Гвенда нежно провела пальцем по его щеке.

— Знаю, милый, знаю. Но, согласись, дело ведь очень щекотливое. Наглость, конечно, расспрашивать мужчину о его бывшей любви, — но женщине такая наглость позволительна, если она умна… А я уж постараюсь быть умной.

— То, что ты умная, я и так знаю. Но если Эрскин тот, кого мы ищем…

— Не думаю, что это он, — задумчиво проговорила Гвенда.

— То есть… по-твоему, мы взяли ложный след?

— Не совсем. Думаю, роман у него с ней все-таки был. Но, понимаешь, Джайлз, он не мог удушить! Не такой он. Совсем не такой.

— Послушай, Гвенда, ну откуда тебе знать, какими должны быть душители?

— Ниоткуда. Просто женское чутье.

— Вот-вот! Наверное, все задушенные гордились при жизни своим чутьем. Но — шутки в сторону, прошу тебя: будь осторожна.

— Обязательно. Жаль все-таки бедного майора: жена — такой дракон в юбке. И как он с ней всю жизнь выдерживает?

— Да, она странная… Мне, во всяком случае, в ее присутствии было не по себе.

— Злодейка настоящая. Заметил, как она следила за каждым моим движением?

— Надеюсь, твой план не даст осечки.

План был приведен в исполнение на следующее утро.

Джайлз, чувствуя себя, как он выразился, «наемным детективом в деле о разводе», занял удобный наблюдательный пост с видом на ворота «Имения Анстеллей». Около половины двенадцатого он доложил Гвенде, что путь свободен. Миссис Эрскин выехала из дома в маленьком автомобильчике марки «Остин»[259]: судя по всему, она направлялась за покупками в городок Дейт, расположенный в трех милях от объекта.

Гвенда на своей машине подъехала к парадному крыльцу дома и позвонила в колокольчик. Спросив миссис Эрскин, она услышала в ответ, что хозяйки нет дома. Тогда она осведомилась, дома ли майор Эрскин. Майор оказался в саду, Где производил какие-то манипуляции с цветами на клумбе. При приближении Гвенды он выпрямился.

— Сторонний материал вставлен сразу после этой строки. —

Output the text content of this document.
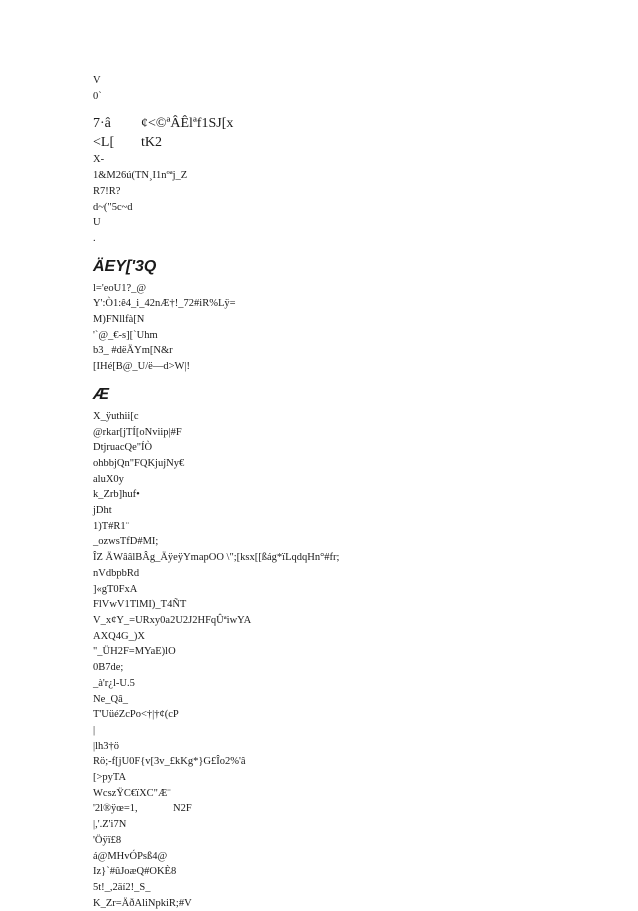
V

0`

7·â ¢<©ªÂÊlªf1SJ[x

<L[ tK2

X-

1&M26ú(TN¸I1nºªj_Z

R7!R?

d~("5c~d

U

.

ÄEY['3Q

l='eoU1?_@

Y':Ò1:ê4_i_42nÆ†!_72#iR%Lÿ=

M)FNllfà[N

'`@_€-s][`Uhm

b3_ #dëÄYm[N&r

[IHé[B@_U/ë—d>W|!

Æ

X_ÿuthii[c

@rkar[jTÍ[oNviip|#F

DtjruacQe"ÍÒ

ohbbjQn"FQKjujNy€

aluX0y

k_Zrb]huf•

jDht

1)T#R1¨

_ozwsTfD#MI;

ÎZ ÄWââlBÂg_ÄÿeÿYmapOO \";[ksx[[ßág*ïLqdqHn°#fr;

nVdbpbRd

]«gT0FxA

FlVwV1TlMI)_T4ÑT

V_x¢Y_=URxy0a2U2J2HFqÛªiwYA

AXQ4G_)X

"_ÜH2F=MYaE)lO

0B7de;

_à'r¿l-U.5

Ne_Qâ_

T'UüéZcPo<†|†¢(cP

|

|lh3†ö

Rö;-f[jU0F{v[3v_£kKg*}G£Îo2%'â

[>pyTA

WcszŸC€ïXC"Æ¨

'2l®ÿœ=1,	N2F

|,'.Z'i7N

'Öÿï£8

á@MHvÓPsß4@

Iz}`#ûJoæQ#OKÈ8

5t!_,2äí2!_S_

K_Zr=ÄðAliNpkiR;#V
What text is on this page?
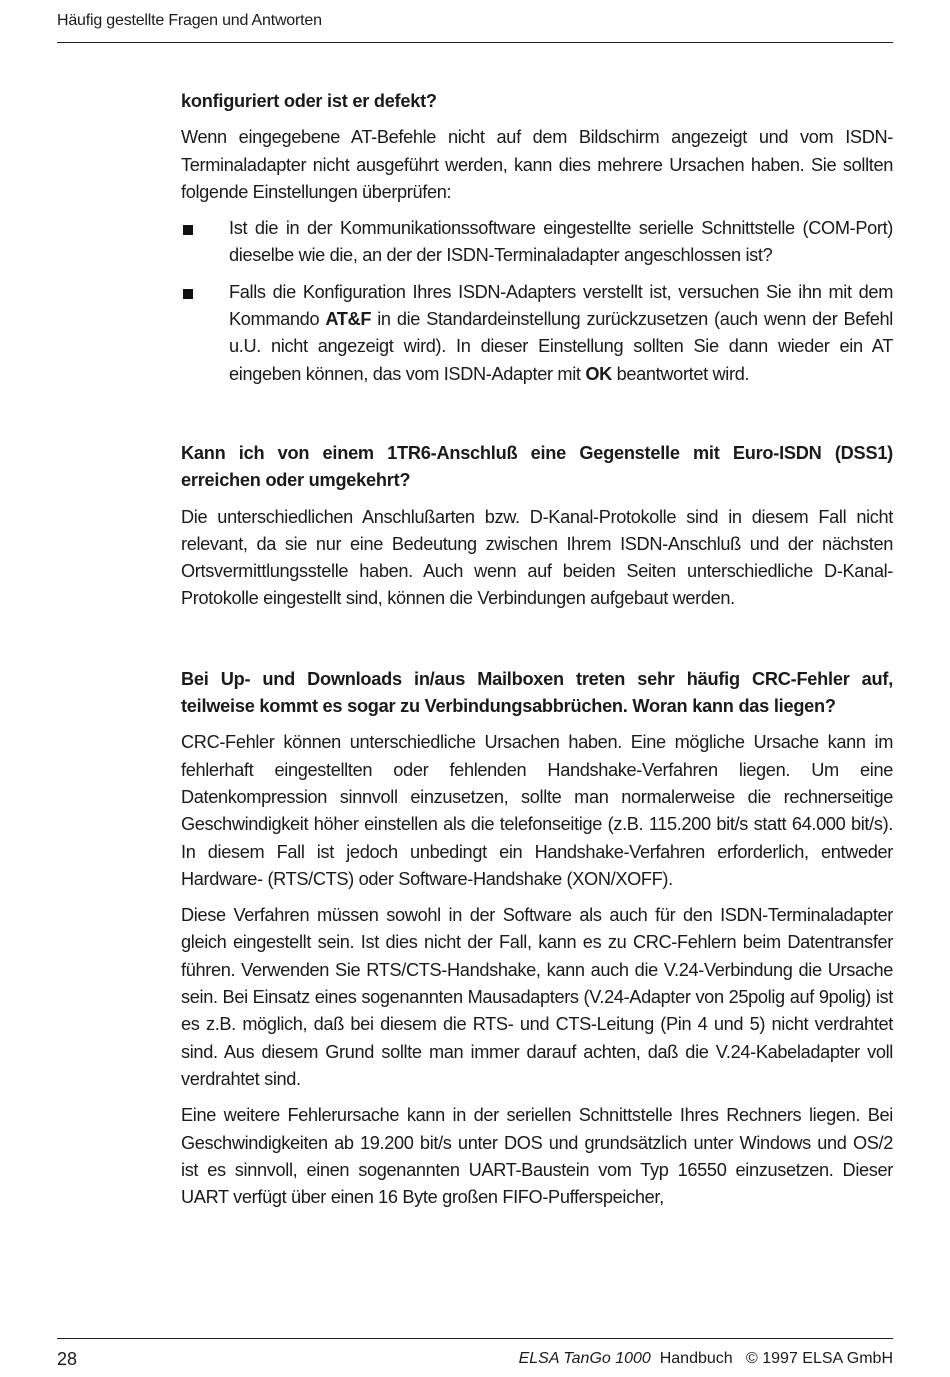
Häufig gestellte Fragen und Antworten

konfiguriert oder ist er defekt?

Wenn eingegebene AT-Befehle nicht auf dem Bildschirm angezeigt und vom ISDN-Terminaladapter nicht ausgeführt werden, kann dies mehrere Ursachen haben. Sie sollten folgende Einstellungen überprüfen:

Ist die in der Kommunikationssoftware eingestellte serielle Schnittstelle (COM-Port) dieselbe wie die, an der der ISDN-Terminaladapter angeschlossen ist?
Falls die Konfiguration Ihres ISDN-Adapters verstellt ist, versuchen Sie ihn mit dem Kommando AT&F in die Standardeinstellung zurückzusetzen (auch wenn der Befehl u.U. nicht angezeigt wird). In dieser Einstellung sollten Sie dann wieder ein AT eingeben können, das vom ISDN-Adapter mit OK beantwortet wird.

Kann ich von einem 1TR6-Anschluß eine Gegenstelle mit Euro-ISDN (DSS1) erreichen oder umgekehrt?

Die unterschiedlichen Anschlußarten bzw. D-Kanal-Protokolle sind in diesem Fall nicht relevant, da sie nur eine Bedeutung zwischen Ihrem ISDN-Anschluß und der nächsten Ortsvermittlungsstelle haben. Auch wenn auf beiden Seiten unterschiedliche D-Kanal-Protokolle eingestellt sind, können die Verbindungen aufgebaut werden.

Bei Up- und Downloads in/aus Mailboxen treten sehr häufig CRC-Fehler auf, teilweise kommt es sogar zu Verbindungsabbrüchen. Woran kann das liegen?

CRC-Fehler können unterschiedliche Ursachen haben. Eine mögliche Ursache kann im fehlerhaft eingestellten oder fehlenden Handshake-Verfahren liegen. Um eine Datenkompression sinnvoll einzusetzen, sollte man normalerweise die rechnerseitige Geschwindigkeit höher einstellen als die telefonseitige (z.B. 115.200 bit/s statt 64.000 bit/s). In diesem Fall ist jedoch unbedingt ein Handshake-Verfahren erforderlich, entweder Hardware- (RTS/CTS) oder Software-Handshake (XON/XOFF).

Diese Verfahren müssen sowohl in der Software als auch für den ISDN-Terminaladapter gleich eingestellt sein. Ist dies nicht der Fall, kann es zu CRC-Fehlern beim Datentransfer führen. Verwenden Sie RTS/CTS-Handshake, kann auch die V.24-Verbindung die Ursache sein. Bei Einsatz eines sogenannten Mausadapters (V.24-Adapter von 25polig auf 9polig) ist es z.B. möglich, daß bei diesem die RTS- und CTS-Leitung (Pin 4 und 5) nicht verdrahtet sind. Aus diesem Grund sollte man immer darauf achten, daß die V.24-Kabeladapter voll verdrahtet sind.

Eine weitere Fehlerursache kann in der seriellen Schnittstelle Ihres Rechners liegen. Bei Geschwindigkeiten ab 19.200 bit/s unter DOS und grundsätzlich unter Windows und OS/2 ist es sinnvoll, einen sogenannten UART-Baustein vom Typ 16550 einzusetzen. Dieser UART verfügt über einen 16 Byte großen FIFO-Pufferspeicher,

28	ELSA TanGo 1000 Handbuch © 1997 ELSA GmbH
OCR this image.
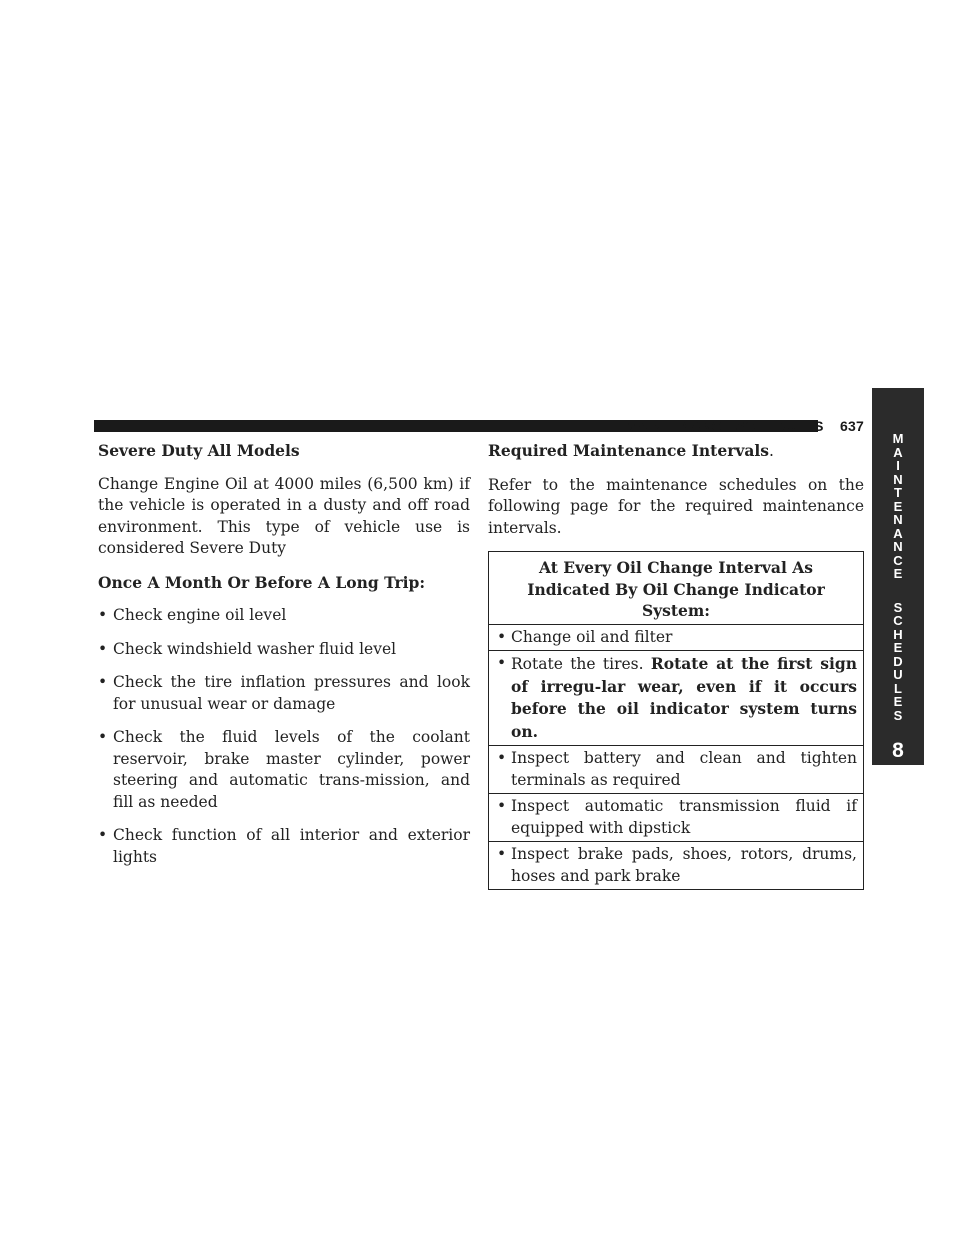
MAINTENANCE SCHEDULES 637
M
A
I
N
T
E
N
A
N
C
E
S
C
H
E
D
U
L
E
S
8

Severe Duty All Models

Change Engine Oil at 4000 miles (6,500 km) if the vehicle is operated in a dusty and off road environment. This type of vehicle use is considered Severe Duty

Once A Month Or Before A Long Trip:

• Check engine oil level
• Check windshield washer fluid level
• Check the tire inflation pressures and look for unusual wear or damage
• Check the fluid levels of the coolant reservoir, brake master cylinder, power steering and automatic trans-mission, and fill as needed
• Check function of all interior and exterior lights

Required Maintenance Intervals.

Refer to the maintenance schedules on the following page for the required maintenance intervals.

At Every Oil Change Interval As Indicated By Oil Change Indicator System:
• Change oil and filter
• Rotate the tires. Rotate at the first sign of irregu-lar wear, even if it occurs before the oil indicator system turns on.
• Inspect battery and clean and tighten terminals as required
• Inspect automatic transmission fluid if equipped with dipstick
• Inspect brake pads, shoes, rotors, drums, hoses and park brake
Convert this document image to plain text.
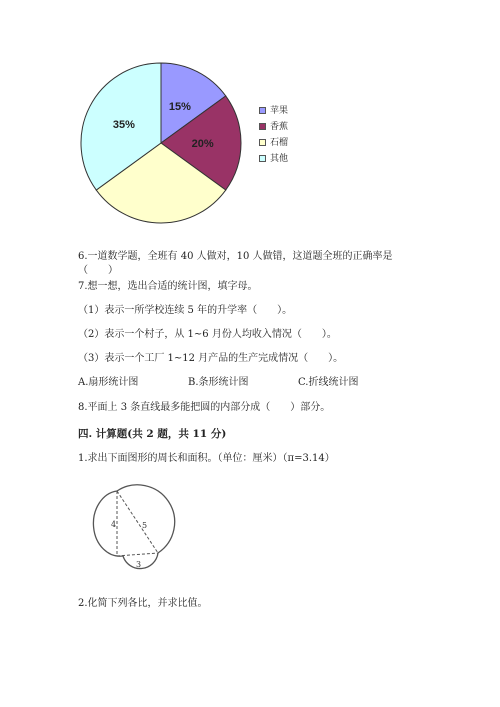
15%
20%
35%
苹果
香蕉
石榴
其他
6.一道数学题，全班有 40 人做对，10 人做错，这道题全班的正确率是
（　　）
7.想一想，选出合适的统计图，填字母。
（1）表示一所学校连续 5 年的升学率（　　）。
（2）表示一个村子，从 1~6 月份人均收入情况（　　）。
（3）表示一个工厂 1~12 月产品的生产完成情况（　　）。
A.扇形统计图	B.条形统计图	C.折线统计图
8.平面上 3 条直线最多能把圆的内部分成（　　）部分。
四. 计算题(共 2 题，共 11 分)
1.求出下面图形的周长和面积。（单位：厘米）（π=3.14）
4	5
3
2.化简下列各比，并求比值。
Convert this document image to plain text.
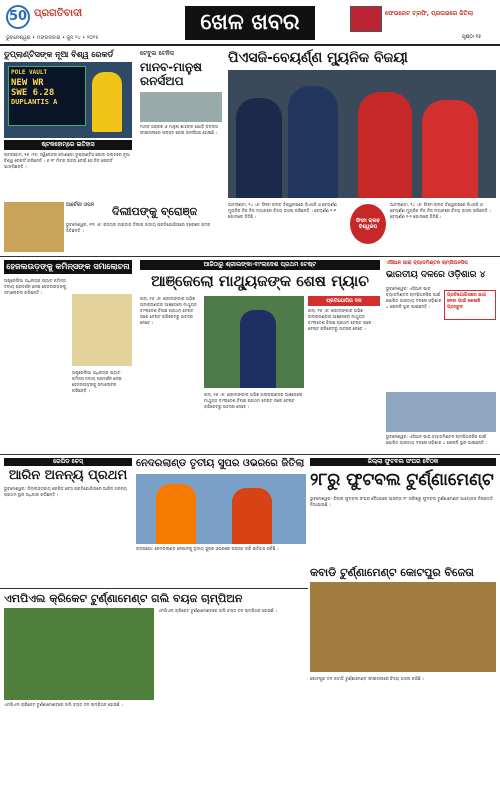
50 ପ୍ରଗତିବାଦୀ
ଭୁବନେଶ୍ୱର • ମଙ୍ଗଳବାର • ଜୁନ ୨୪ • ୨୦୨୫
ଖେଳ ଖବର	ଫେଭରେଟ ଟ୍ରଫି, ପ୍ରତାଭରେ ଜିତିଲା
ପୃଷ୍ଠା ୧୫
ଡୁପ୍ଲାଣ୍ଟିସଙ୍କ ନୂଆ ବିଶ୍ୱ ରେକର୍ଡ
POLE VAULT
NEW WR
SWE 6.28
DUPLANTIS A
ଷ୍ଟକହୋମ୍‌ରେ ଇତିହାସ
ଷ୍ଟକହୋମ, ୧୬ ।୧୫: ସ୍ୱିଡେନର ମୋଣ୍ଡୋ ଡୁପ୍ଲାଣ୍ଟିସ ପୋଲ ଭଲ୍ଟରେ ନୂଆ ବିଶ୍ୱ ରେକର୍ଡ କରିଛନ୍ତି । ୬.୨୮ ମିଟର ଉଚ୍ଚତା ଡେଇଁ ସେ ନିଜ ରେକର୍ଡ ଭାଙ୍ଗିଛନ୍ତି ।
ଟେବୁଲ ଟେନିସ
ମାନବ-ମାନୁଷ ରନର୍ସଅପ
ମାନବ ଠକ୍କର ଓ ମାନୁଷ ଶାହଙ୍କ ଯୋଡ଼ି ଡବଲ୍ସ ଫାଇନାଲରେ ପରାସ୍ତ ହୋଇ ରନର୍ସଅପ ହୋଇଛି ।
ପିଏସଜି-ବେୟର୍ଣ୍ଣ ମ୍ୟୁନିକ ବିଜୟୀ
ଆର୍ଚେରୀ ଓପନ	ଦିଲୀପଙ୍କୁ ବ୍ରୋଞ୍ଜ
ଭୁବନେଶ୍ୱର, ୨୩ ।୬: ରାଜ୍ୟର ତୀରନ୍ଦାଜ ଦିଲୀପ ଜାତୀୟ ପ୍ରତିଯୋଗିତାରେ ବ୍ରୋଞ୍ଜ ପଦକ ଜିତିଛନ୍ତି ।
ଆଟଲାଣ୍ଟା, ୨୪ ।୬: ଫିଫା କ୍ଲବ ବିଶ୍ୱକପରେ ପିଏସଜି ଓ ବେୟର୍ଣ୍ଣ ମ୍ୟୁନିକ ନିଜ ନିଜ ମ୍ୟାଚରେ ବିଜୟ ହାସଲ କରିଛନ୍ତି । ବେୟର୍ଣ୍ଣ ୨-୧ ଗୋଲରେ ଜିତିଛି ।
ଫିଫା କ୍ଲବ ବିଶ୍ୱକପ
ଆଟଲାଣ୍ଟା, ୨୪ ।୬: ଫିଫା କ୍ଲବ ବିଶ୍ୱକପରେ ପିଏସଜି ଓ ବେୟର୍ଣ୍ଣ ମ୍ୟୁନିକ ନିଜ ନିଜ ମ୍ୟାଚରେ ବିଜୟ ହାସଲ କରିଛନ୍ତି । ବେୟର୍ଣ୍ଣ ୨-୧ ଗୋଲରେ ଜିତିଛି ।
ହେଜଲଉଡ଼ଙ୍କୁ କମିନ୍‌ସଙ୍କ ସମାଲୋଚନା
ଅଷ୍ଟ୍ରେଲିଆ ଅଧିନାୟକ ପ୍ୟାଟ କମିନ୍‌ସ ଦଳୀୟ ପ୍ରଦର୍ଶନ ନେଇ ହେଜଲଉଡ଼ଙ୍କୁ ସମାଲୋଚନା କରିଛନ୍ତି ।
ଅଷ୍ଟ୍ରେଲିଆ ଅଧିନାୟକ ପ୍ୟାଟ କମିନ୍‌ସ ଦଳୀୟ ପ୍ରଦର୍ଶନ ନେଇ ହେଜଲଉଡ଼ଙ୍କୁ ସମାଲୋଚନା କରିଛନ୍ତି ।
ଆଜିଠାରୁ ଶ୍ରୀଲଙ୍କା-ବାଂଲାଦେଶ ପ୍ରଥମ ଟେଷ୍ଟ
ଆଞ୍ଜେଲୋ ମାଥ୍ୟୁଜଙ୍କ ଶେଷ ମ୍ୟାଚ
ଗଲ୍, ୧୬ ।୬: ଶ୍ରୀଲଙ୍କାର ଅଭିଜ୍ଞ ଅଲରାଉଣ୍ଡର ଆଞ୍ଜେଲୋ ମାଥ୍ୟୁଜ ବାଂଲାଦେଶ ବିପକ୍ଷ ପ୍ରଥମ ଟେଷ୍ଟ ପରେ ଟେଷ୍ଟ କ୍ରିକେଟରୁ ଅବସର ନେବେ ।
ଗଲ୍, ୧୬ ।୬: ଶ୍ରୀଲଙ୍କାର ଅଭିଜ୍ଞ ଅଲରାଉଣ୍ଡର ଆଞ୍ଜେଲୋ ମାଥ୍ୟୁଜ ବାଂଲାଦେଶ ବିପକ୍ଷ ପ୍ରଥମ ଟେଷ୍ଟ ପରେ ଟେଷ୍ଟ କ୍ରିକେଟରୁ ଅବସର ନେବେ ।
ପ୍ରତିଯୋଗିତା ଦଳ
ଗଲ୍, ୧୬ ।୬: ଶ୍ରୀଲଙ୍କାର ଅଭିଜ୍ଞ ଅଲରାଉଣ୍ଡର ଆଞ୍ଜେଲୋ ମାଥ୍ୟୁଜ ବାଂଲାଦେଶ ବିପକ୍ଷ ପ୍ରଥମ ଟେଷ୍ଟ ପରେ ଟେଷ୍ଟ କ୍ରିକେଟରୁ ଅବସର ନେବେ ।
ଏସିଆନ ପାରା ବ୍ୟାଡମିଣ୍ଟନ ଚାମ୍ପିଅନସିପ
ଭାରତୀୟ ଦଳରେ ଓଡ଼ିଶାର ୪
ଭୁବନେଶ୍ୱର: ଏସିଆନ ପାରା ବ୍ୟାଡମିଣ୍ଟନ ଚାମ୍ପିଅନସିପ ପାଇଁ ଘୋଷିତ ଭାରତୀୟ ଦଳରେ ଓଡ଼ିଶାର ୪ ଖେଳାଳି ସ୍ଥାନ ପାଇଛନ୍ତି ।
ପ୍ରତିଯୋଗିତାରେ ଭାଗ ନେବା ପାଇଁ ଖେଳାଳି ପ୍ରସ୍ତୁତ
ଭୁବନେଶ୍ୱର: ଏସିଆନ ପାରା ବ୍ୟାଡମିଣ୍ଟନ ଚାମ୍ପିଅନସିପ ପାଇଁ ଘୋଷିତ ଭାରତୀୟ ଦଳରେ ଓଡ଼ିଶାର ୪ ଖେଳାଳି ସ୍ଥାନ ପାଇଛନ୍ତି ।
ରେପିଡ ଚେସ୍
ଆରିନ ଅନନ୍ୟ ପ୍ରଥମ
ଭୁବନେଶ୍ୱର: ଜିଲ୍ଲାସ୍ତରୀୟ ରେପିଡ ଚେସ ପ୍ରତିଯୋଗିତାରେ ଆରିନ ଅନନ୍ୟ ପ୍ରଥମ ସ୍ଥାନ ଅଧିକାର କରିଛନ୍ତି ।
ନେଦରଲାଣ୍ଡ ତୃତୀୟ ସୁପର ଓଭରରେ ଜିତିଲା
ଗ୍ଲାସଗୋ: ନେଦରଲାଣ୍ଡ ନେପାଳକୁ ତୃତୀୟ ସୁପର ଓଭରରେ ପରାସ୍ତ କରି ଇତିହାସ ରଚିଛି ।
ଜିଲ୍ଲା ଫୁଟବଲ ସଂଘର ବୈଠକ
୨୮ରୁ ଫୁଟବଲ ଟୁର୍ଣ୍ଣାମେଣ୍ଟ
ଭୁବନେଶ୍ୱର: ଜିଲ୍ଲା ଫୁଟବଲ ସଂଘର ବୈଠକରେ ଆସନ୍ତା ୨୮ ତାରିଖରୁ ଫୁଟବଲ ଟୁର୍ଣ୍ଣାମେଣ୍ଟ ଆୟୋଜନ ନିଷ୍ପତ୍ତି ନିଆଯାଇଛି ।
କବାଡି ଟୁର୍ଣ୍ଣାମେଣ୍ଟ କୋଟପୁର ବିଜେତା
ଏମପିଏଲ କ୍ରିକେଟ ଟୁର୍ଣ୍ଣାମେଣ୍ଟ ଗଲି ବୟଜ ଚାମ୍ପିଅନ
ଏମପିଏଲ କ୍ରିକେଟ ଟୁର୍ଣ୍ଣାମେଣ୍ଟରେ ଗଲି ବୟଜ ଦଳ ଚାମ୍ପିଅନ ହୋଇଛି ।
ଏମପିଏଲ କ୍ରିକେଟ ଟୁର୍ଣ୍ଣାମେଣ୍ଟରେ ଗଲି ବୟଜ ଦଳ ଚାମ୍ପିଅନ ହୋଇଛି ।
କୋଟପୁର ଦଳ କବାଡି ଟୁର୍ଣ୍ଣାମେଣ୍ଟ ଫାଇନାଲରେ ବିଜୟ ହାସଲ କରିଛି ।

— Простите, что опять вас беспокою, — сказала Гвенда. — Но, кажется, вчера я обронила где-то здесь свое кольцо. Я точно помню: когда мы выходили в сад, оно еще было у меня на пальце… Да, вы правы, оно мне великовато… Я просто представить не могу, что скажу мужу, если не найду кольца: оно ведь обручальное.

Начались поиски. Гвенда старательно повторяла вчерашний маршрут, мучительно вспоминая, где именно она останавливалась и какие цветы разглядывала. Наконец, драгоценная потеря блеснула под раскидистым дельфиниумом. Радости Гвенды не было предела.

— Теперь, миссис Рид, могу ли я вам что-нибудь предложить? Пиво? Рюмочку хереса? Или, может быть, кофе?

— Спасибо, ничего не нужно. Нет-нет, я правда не хочу. Сигарету — да, благодарю вас.

Она опустилась на скамейку, и Эрскин тоже присел рядом.

Пока они молча курили, сердце Гвенды часто-часто колотилось. Наконец — хватит мяться, решила она. Пора приступать к делу.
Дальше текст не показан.